Written by Colleen Shaddox
A state panel wants doctors to get prior authorization before prescribing certain chemotherapy drugs to Medicaid patients.
Advocates say that this will create dangerous delays in getting low-income cancer patients appropriate treatment. The state insists that doctors will get prescribing authorization rapidly.
A governor-appointed Pharmacy and Therapeutics Committee advises the Department of Social Services on what medicines should be on the Medicaid preferred drug list. These drugs require no prior authorization and often are lower cost due to negotiated rebate agreements with the manufacturer. The committee voted earlier this month on the status of 13 oral oncology drugs, accepting the recommendations of a consultant, Provider Synergies, to put only seven of those drugs on the preferred list. One drug to make the list, Iressa, is not available in the United States.
“The recommendations they’re making fly in the face of clinical logic,” said Dawn Holcombe, executive director of the Connecticut Oncology Association. She said that doctors need flexibility in treating cancer patients and that adherence to a strict list would lower quality.

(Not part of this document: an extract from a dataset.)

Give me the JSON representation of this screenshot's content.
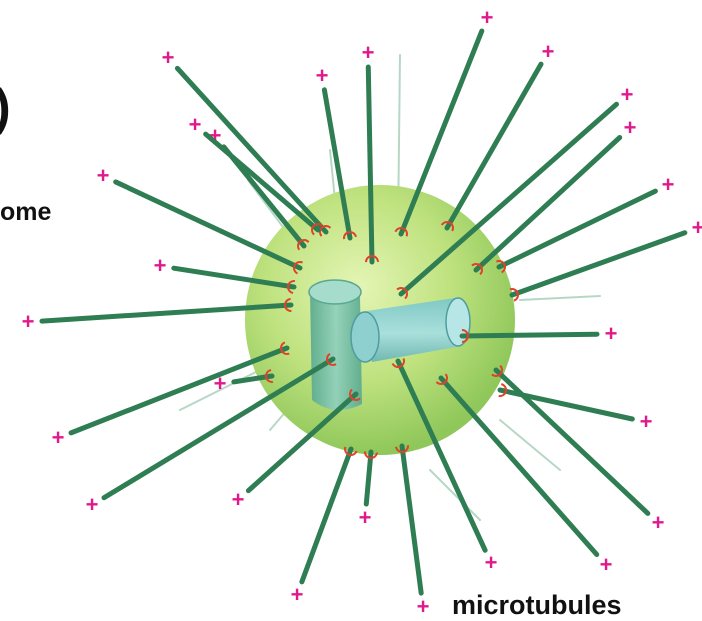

Cancer is a very individual disease,” Holcombe said.
The wait time for authorization to use drugs on the list is central to the issue.
“It’s also important to note that ALL drugs are available to clients; it’s just that prior authorization is required for non-PDL (preferred drug list) drugs,” DSS spokesperson Kathleen Kabara wrote in an e-mail. “Prior Authorization must be completed in 2 hours and we closely monitor to make sure that happens.”

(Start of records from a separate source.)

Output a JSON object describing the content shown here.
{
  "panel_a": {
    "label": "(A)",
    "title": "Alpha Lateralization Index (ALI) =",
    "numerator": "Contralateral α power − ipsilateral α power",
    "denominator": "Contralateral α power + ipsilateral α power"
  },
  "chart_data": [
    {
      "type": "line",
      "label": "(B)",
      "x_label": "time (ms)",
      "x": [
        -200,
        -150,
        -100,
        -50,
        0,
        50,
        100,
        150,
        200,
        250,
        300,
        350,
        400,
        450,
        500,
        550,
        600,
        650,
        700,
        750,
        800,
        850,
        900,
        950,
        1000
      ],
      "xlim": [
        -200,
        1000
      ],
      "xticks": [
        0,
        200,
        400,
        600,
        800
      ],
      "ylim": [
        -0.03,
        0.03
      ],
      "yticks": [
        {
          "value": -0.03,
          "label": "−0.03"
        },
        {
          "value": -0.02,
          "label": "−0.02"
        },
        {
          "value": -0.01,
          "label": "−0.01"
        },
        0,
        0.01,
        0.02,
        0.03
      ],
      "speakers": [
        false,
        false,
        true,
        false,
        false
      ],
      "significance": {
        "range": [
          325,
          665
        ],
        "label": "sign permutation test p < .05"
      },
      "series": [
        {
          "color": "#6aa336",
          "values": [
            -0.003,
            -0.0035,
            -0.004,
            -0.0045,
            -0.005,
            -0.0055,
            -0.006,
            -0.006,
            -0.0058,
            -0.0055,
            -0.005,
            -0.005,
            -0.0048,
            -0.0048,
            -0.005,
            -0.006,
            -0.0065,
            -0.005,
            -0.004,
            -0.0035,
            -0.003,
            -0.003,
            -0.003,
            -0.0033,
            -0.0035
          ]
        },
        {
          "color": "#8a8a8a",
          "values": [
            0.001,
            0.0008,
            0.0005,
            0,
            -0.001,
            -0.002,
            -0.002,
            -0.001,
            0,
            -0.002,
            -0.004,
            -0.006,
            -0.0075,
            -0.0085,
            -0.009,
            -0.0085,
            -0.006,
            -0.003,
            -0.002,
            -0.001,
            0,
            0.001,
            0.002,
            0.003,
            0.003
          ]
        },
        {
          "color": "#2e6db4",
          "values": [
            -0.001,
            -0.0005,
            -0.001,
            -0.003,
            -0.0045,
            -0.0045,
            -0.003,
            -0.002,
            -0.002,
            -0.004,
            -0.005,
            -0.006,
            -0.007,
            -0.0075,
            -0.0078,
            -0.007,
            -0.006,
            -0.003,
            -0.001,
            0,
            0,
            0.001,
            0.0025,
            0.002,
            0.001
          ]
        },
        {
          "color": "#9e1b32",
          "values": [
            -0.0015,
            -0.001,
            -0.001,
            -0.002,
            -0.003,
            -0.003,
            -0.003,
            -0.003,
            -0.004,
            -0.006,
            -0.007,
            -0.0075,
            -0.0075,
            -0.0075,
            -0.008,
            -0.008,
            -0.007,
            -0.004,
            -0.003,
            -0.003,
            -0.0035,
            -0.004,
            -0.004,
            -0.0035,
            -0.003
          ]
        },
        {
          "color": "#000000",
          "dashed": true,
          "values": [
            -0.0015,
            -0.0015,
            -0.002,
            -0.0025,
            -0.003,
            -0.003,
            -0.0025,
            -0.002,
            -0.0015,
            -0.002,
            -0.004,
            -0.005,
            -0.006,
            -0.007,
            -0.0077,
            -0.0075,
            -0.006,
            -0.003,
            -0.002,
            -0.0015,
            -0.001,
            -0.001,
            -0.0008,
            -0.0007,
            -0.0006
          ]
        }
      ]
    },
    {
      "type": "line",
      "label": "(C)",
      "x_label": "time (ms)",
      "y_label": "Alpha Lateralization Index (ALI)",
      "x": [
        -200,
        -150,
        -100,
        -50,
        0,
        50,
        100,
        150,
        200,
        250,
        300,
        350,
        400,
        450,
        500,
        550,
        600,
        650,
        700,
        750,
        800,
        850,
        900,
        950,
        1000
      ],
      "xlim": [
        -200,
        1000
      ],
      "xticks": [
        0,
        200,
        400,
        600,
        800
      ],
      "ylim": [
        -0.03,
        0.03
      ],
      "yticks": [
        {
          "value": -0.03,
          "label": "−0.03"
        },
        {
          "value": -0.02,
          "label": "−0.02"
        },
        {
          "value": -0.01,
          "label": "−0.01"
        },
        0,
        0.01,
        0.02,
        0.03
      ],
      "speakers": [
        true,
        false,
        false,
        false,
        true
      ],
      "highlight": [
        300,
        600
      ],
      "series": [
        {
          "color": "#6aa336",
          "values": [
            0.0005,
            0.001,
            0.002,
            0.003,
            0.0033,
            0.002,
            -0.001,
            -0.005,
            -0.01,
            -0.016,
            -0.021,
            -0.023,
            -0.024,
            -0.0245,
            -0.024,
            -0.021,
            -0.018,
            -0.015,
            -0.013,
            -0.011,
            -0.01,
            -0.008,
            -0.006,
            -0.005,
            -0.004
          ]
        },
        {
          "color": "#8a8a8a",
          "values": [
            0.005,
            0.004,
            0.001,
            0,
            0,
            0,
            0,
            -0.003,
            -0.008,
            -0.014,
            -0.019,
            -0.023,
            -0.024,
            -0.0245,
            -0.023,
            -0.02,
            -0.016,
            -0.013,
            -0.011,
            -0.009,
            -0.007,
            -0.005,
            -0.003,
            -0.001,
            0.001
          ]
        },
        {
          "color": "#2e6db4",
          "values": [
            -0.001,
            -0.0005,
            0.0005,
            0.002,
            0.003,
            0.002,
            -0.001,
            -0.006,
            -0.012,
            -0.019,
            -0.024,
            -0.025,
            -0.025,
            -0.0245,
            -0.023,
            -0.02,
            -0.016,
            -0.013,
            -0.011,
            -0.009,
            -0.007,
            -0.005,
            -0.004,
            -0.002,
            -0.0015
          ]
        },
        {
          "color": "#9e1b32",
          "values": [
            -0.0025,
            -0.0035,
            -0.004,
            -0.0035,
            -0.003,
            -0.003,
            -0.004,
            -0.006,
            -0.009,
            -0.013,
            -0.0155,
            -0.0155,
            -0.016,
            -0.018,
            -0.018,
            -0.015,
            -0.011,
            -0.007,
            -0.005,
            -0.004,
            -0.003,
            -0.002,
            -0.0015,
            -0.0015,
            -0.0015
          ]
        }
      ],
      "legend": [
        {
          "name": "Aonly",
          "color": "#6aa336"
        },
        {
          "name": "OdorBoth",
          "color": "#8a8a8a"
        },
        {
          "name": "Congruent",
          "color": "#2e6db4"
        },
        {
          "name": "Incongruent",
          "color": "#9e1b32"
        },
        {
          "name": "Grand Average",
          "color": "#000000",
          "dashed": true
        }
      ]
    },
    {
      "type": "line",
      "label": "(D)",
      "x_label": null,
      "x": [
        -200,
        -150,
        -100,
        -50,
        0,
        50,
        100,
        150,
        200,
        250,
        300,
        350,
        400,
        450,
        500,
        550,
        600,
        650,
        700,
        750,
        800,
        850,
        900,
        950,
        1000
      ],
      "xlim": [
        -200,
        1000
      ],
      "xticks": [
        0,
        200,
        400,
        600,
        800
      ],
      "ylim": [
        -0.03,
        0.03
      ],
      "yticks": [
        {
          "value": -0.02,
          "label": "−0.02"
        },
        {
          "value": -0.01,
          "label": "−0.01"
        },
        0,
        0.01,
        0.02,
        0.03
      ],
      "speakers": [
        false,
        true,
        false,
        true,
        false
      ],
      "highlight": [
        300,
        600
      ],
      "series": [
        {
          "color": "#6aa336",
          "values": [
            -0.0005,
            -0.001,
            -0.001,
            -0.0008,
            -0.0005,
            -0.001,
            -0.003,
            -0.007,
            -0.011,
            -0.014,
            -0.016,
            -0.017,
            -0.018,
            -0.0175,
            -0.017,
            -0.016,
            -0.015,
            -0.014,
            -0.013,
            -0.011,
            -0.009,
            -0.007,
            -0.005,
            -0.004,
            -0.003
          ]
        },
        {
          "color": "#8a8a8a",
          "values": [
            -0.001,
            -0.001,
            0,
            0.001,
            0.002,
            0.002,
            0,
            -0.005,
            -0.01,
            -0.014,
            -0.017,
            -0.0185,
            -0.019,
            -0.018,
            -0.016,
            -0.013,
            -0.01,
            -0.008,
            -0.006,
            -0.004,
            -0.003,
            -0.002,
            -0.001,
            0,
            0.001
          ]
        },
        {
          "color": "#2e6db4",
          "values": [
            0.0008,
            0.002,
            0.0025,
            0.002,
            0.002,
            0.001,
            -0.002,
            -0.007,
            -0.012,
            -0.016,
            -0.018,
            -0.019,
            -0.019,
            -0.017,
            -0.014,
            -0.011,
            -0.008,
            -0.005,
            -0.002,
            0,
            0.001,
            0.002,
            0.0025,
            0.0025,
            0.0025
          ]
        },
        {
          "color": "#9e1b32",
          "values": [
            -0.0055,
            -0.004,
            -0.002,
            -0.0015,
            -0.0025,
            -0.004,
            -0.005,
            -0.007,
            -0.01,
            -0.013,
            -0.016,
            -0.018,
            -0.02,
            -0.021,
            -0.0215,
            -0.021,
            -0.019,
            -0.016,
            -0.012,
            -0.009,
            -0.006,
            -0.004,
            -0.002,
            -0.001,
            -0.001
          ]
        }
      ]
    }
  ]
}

The administrator for a Connecticut oncology practice disputes this. Approvals take weeks in some cases, according to Anne Slam of Eastern Connecticut Hematology and Oncology. “The patient is waiting because their treatment is on hold,” she said.

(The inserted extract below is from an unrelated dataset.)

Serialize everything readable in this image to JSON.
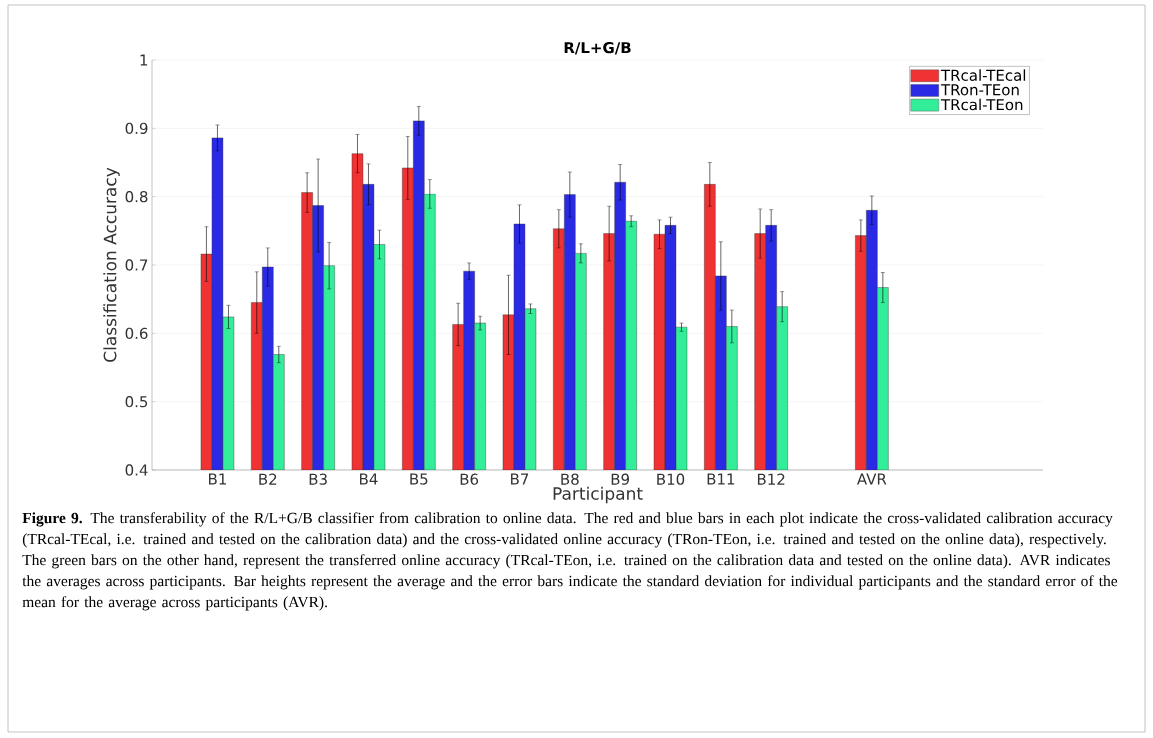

Dr. Jeffrey Gordon, an oncologist who heads the department of medicine at Day Kimball Hospital in Putnam, said that Medicaid is usually quicker on granting prior authorization than private insurers.
“My experience in general has been that if I need a drug and I can say why I need it, I’ll be able to get it,” said Gordon, who chaired his own hospital’s pharmacy and therapeutics committee. Most of the drugs that are not on the preferred list have very specific uses, he said, which a physician should be able to document.
The prescribing changes will go into effect Jan. 1, if DSS Commissioner Roderick Bremby accepts the committee’s recommendations. DSS is preparing a response to several legislators and advocacy groups who have objected to the changes, DSS spokesperson David Dearborn said.
The U.S. Pain Foundation, Advocacy for Patients with Chronic Illness, Kidney Cancer Association, Witness Project of Connecticut, National Patient Advocate Foundation and Leukemia and Lymphoma Society all oppose the changes. “Federal law requires health plans to cover ‘all or substantially all’ oral oncology medicines. The federal government has found that this class requires special protections given the life threatening nature of cancer, and we believe that Connecticut should also take care to provide access to Medicaid patients for medically necessary medicines in an expeditious manner,” the groups said in a letter to Bremby.
Medicaid patients have higher mortality rates from cancer than privately insured patients, according to a 2007 American Cancer Society study.